There is some irony to legislators on either side of the aisle endorsing encryption messaging software for their own use when many of those same lawmakers have stridently called for new laws to compel technology companies to build back doors for government and law enforcement officials to gain access to devices and systems. In that sense, what makes the Wickr deployment particularly interesting is its indelible link to those arguments.
Encryption is a hot button both for lawmakers and law enforcement not just in the U.S. but elsewhere as well, and is likely to remain so for the foreseeable future. Indeed, Australia has formally proposed new laws that will force technology companies to grant government authorities access to encrypted messages. If adopted, the legislation will require device manufacturers and application developers to aid its law enforcement agencies to intercept and read messages sent by terrorism suspects.
Encryption, Privacy and Government Policies
Australia’s proposed security law is similar to other legislature under discussion in Europe, with British Prime Minister Theresa May recently calling for government access to every U.K. citizen’s online communication.

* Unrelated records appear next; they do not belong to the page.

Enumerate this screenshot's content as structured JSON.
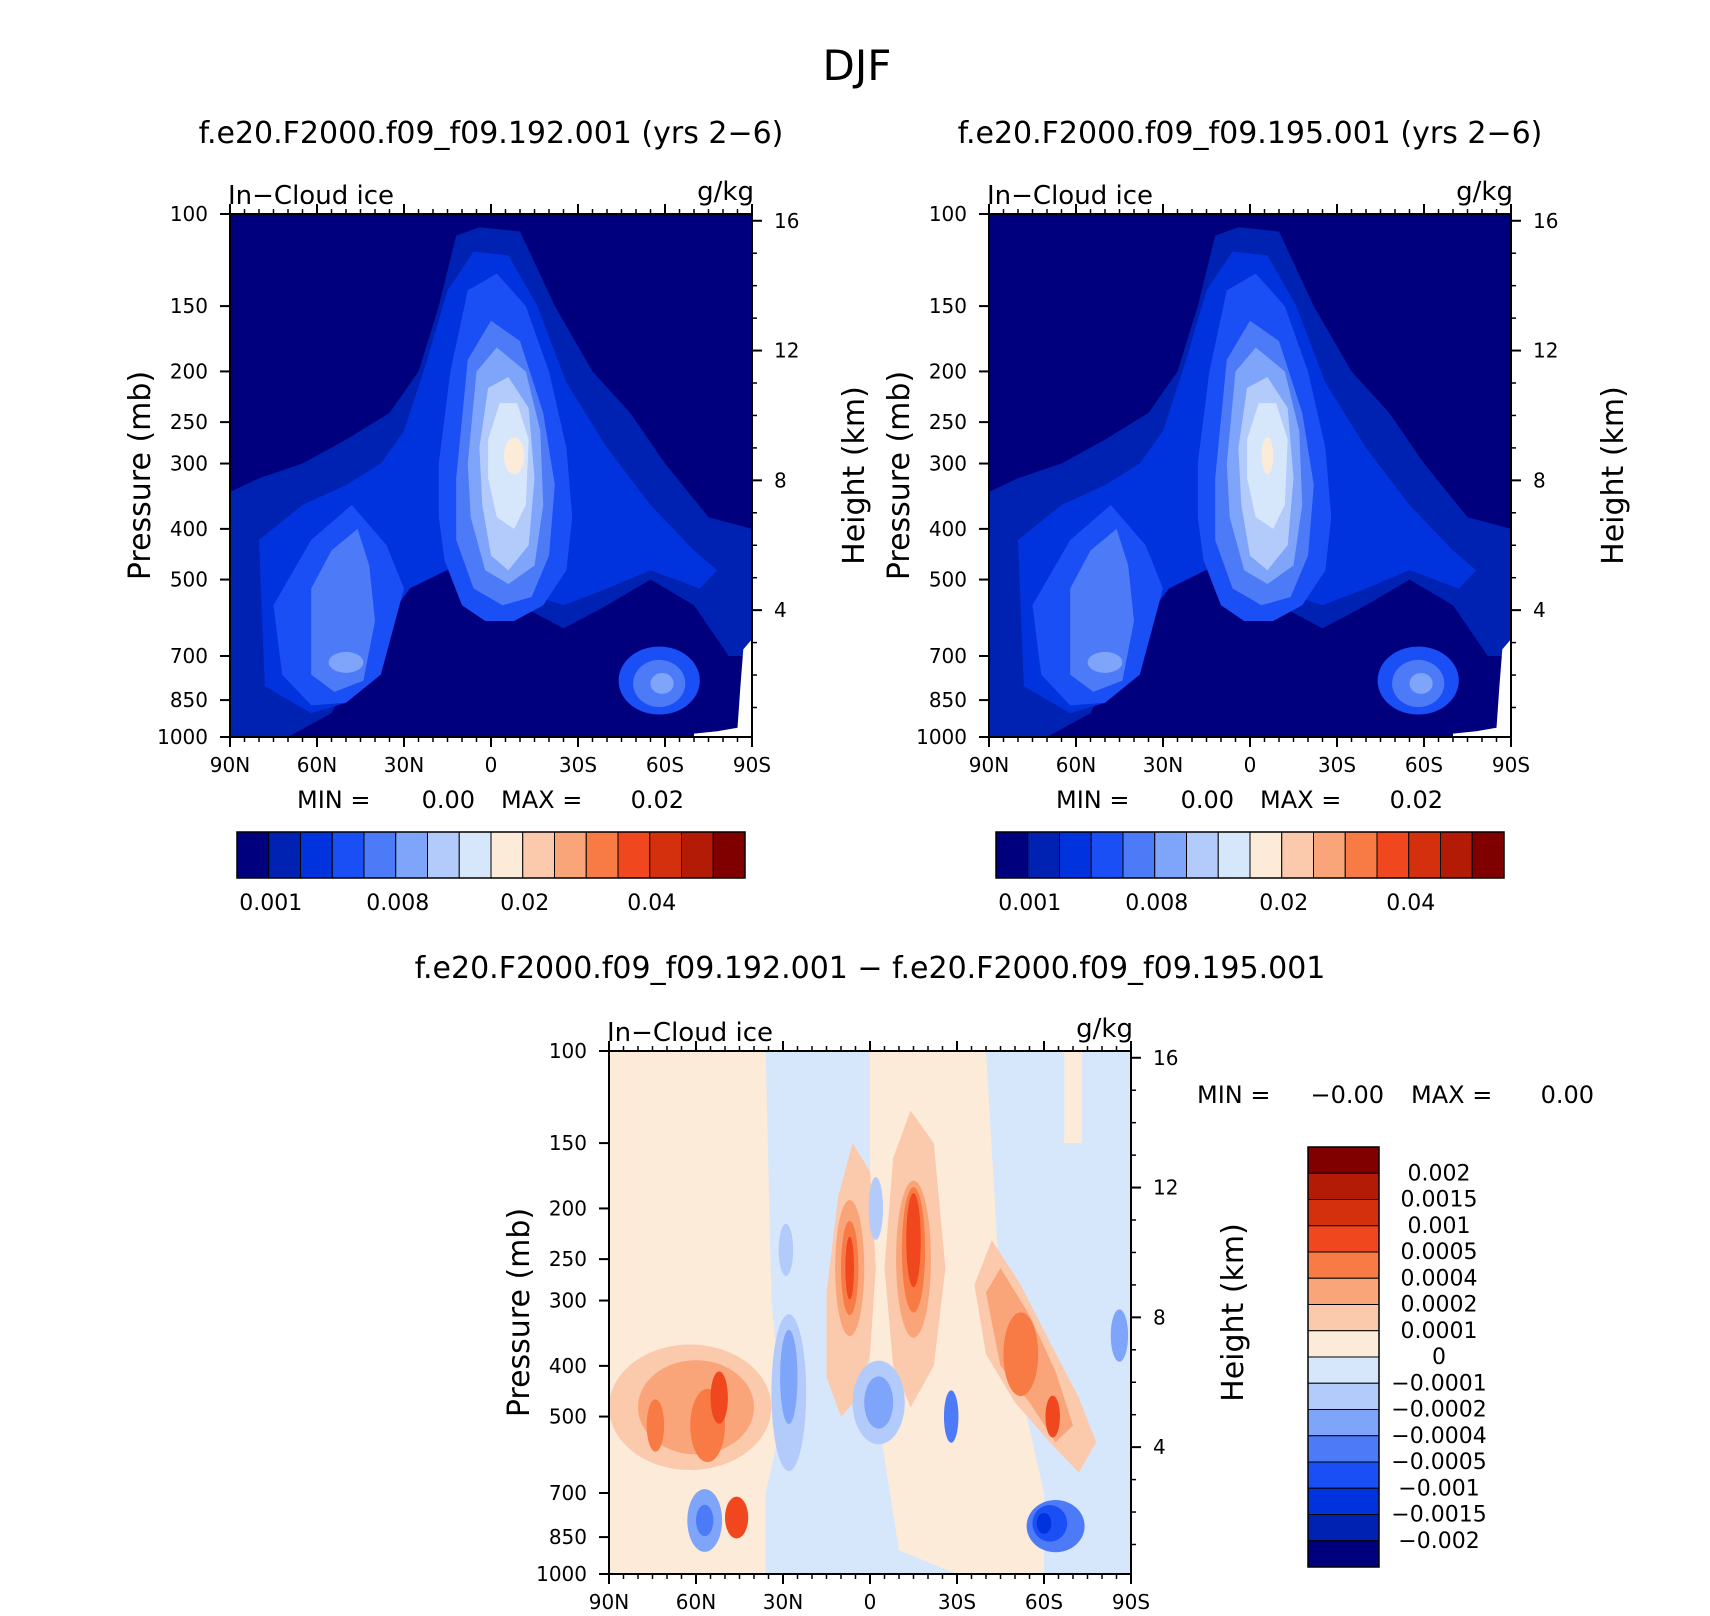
{
  "figure": {
    "season": "DJF",
    "variable": "In−Cloud ice",
    "units": "g/kg",
    "x_ticks": [
      "90N",
      "60N",
      "30N",
      "0",
      "30S",
      "60S",
      "90S"
    ],
    "p_ticks": [
      "100",
      "150",
      "200",
      "250",
      "300",
      "400",
      "500",
      "700",
      "850",
      "1000"
    ],
    "h_ticks": [
      "16",
      "12",
      "8",
      "4"
    ],
    "y_label_left": "Pressure (mb)",
    "y_label_right": "Height (km)"
  },
  "chart_data": [
    {
      "type": "heatmap",
      "title": "f.e20.F2000.f09_f09.192.001 (yrs 2−6)",
      "min_label": "MIN =",
      "min_value": "0.00",
      "max_label": "MAX =",
      "max_value": "0.02",
      "colorbar_labels": [
        "0.001",
        "0.008",
        "0.02",
        "0.04"
      ],
      "levels_shown_on_colorbar": 16,
      "features": [
        {
          "name": "tropical deep ice maximum",
          "center_lat": -8,
          "center_p": 280,
          "peak": 0.02
        },
        {
          "name": "NH midlatitude ice",
          "center_lat": 50,
          "center_p": 700,
          "peak": 0.008
        },
        {
          "name": "SH high-latitude low-level ice",
          "center_lat": -58,
          "center_p": 800,
          "peak": 0.008
        }
      ]
    },
    {
      "type": "heatmap",
      "title": "f.e20.F2000.f09_f09.195.001 (yrs 2−6)",
      "min_label": "MIN =",
      "min_value": "0.00",
      "max_label": "MAX =",
      "max_value": "0.02",
      "colorbar_labels": [
        "0.001",
        "0.008",
        "0.02",
        "0.04"
      ],
      "levels_shown_on_colorbar": 16,
      "features": [
        {
          "name": "tropical deep ice maximum",
          "center_lat": -8,
          "center_p": 290,
          "peak": 0.02
        },
        {
          "name": "NH midlatitude ice",
          "center_lat": 55,
          "center_p": 700,
          "peak": 0.008
        },
        {
          "name": "SH high-latitude low-level ice",
          "center_lat": -58,
          "center_p": 800,
          "peak": 0.008
        }
      ]
    },
    {
      "type": "heatmap",
      "title": "f.e20.F2000.f09_f09.192.001 − f.e20.F2000.f09_f09.195.001",
      "min_label": "MIN =",
      "min_value": "−0.00",
      "max_label": "MAX =",
      "max_value": "0.00",
      "colorbar_labels": [
        "0.002",
        "0.0015",
        "0.001",
        "0.0005",
        "0.0004",
        "0.0002",
        "0.0001",
        "0",
        "−0.0001",
        "−0.0002",
        "−0.0004",
        "−0.0005",
        "−0.001",
        "−0.0015",
        "−0.002"
      ],
      "features": [
        {
          "name": "positive diff NH tropics upper",
          "center_lat": 5,
          "center_p": 260,
          "peak": 0.001
        },
        {
          "name": "positive diff SH tropics upper",
          "center_lat": -17,
          "center_p": 240,
          "peak": 0.001
        },
        {
          "name": "positive diff SH midlatitudes",
          "center_lat": -50,
          "center_p": 400,
          "peak": 0.0005
        },
        {
          "name": "positive diff NH midlatitudes",
          "center_lat": 55,
          "center_p": 450,
          "peak": 0.0005
        },
        {
          "name": "negative diff SH high latitude low",
          "center_lat": -62,
          "center_p": 800,
          "peak": -0.001
        },
        {
          "name": "negative diff tropics mid",
          "center_lat": -5,
          "center_p": 450,
          "peak": -0.0004
        }
      ]
    }
  ],
  "colors": {
    "seq_palette": [
      "#00007F",
      "#0022B2",
      "#0033DD",
      "#1A4FF6",
      "#4D7BF7",
      "#7FA5FA",
      "#B2CBFB",
      "#D7E7FB",
      "#FDEBDA",
      "#FBC9AB",
      "#F9A479",
      "#F87A45",
      "#F0471E",
      "#D5300D",
      "#B31B06",
      "#800000"
    ],
    "diff_palette": [
      "#800000",
      "#B31B06",
      "#D5300D",
      "#F0471E",
      "#F87A45",
      "#F9A479",
      "#FBC9AB",
      "#FDEBDA",
      "#D7E7FB",
      "#B2CBFB",
      "#7FA5FA",
      "#4D7BF7",
      "#1A4FF6",
      "#0033DD",
      "#0022B2",
      "#00007F"
    ]
  }
}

Last January, the security watchdog Electronic Frontier Foundation (EFF) posted an open letter in Wired magazine warning of technology overreaches by the Trump administration to undermine cybersecurity technology. Just last week, the EFF released its seventh annual “Who Has Your Back” report that found AT&T, Verizon and other telecommunications providers lagged behind technology companies in protecting users from government prying.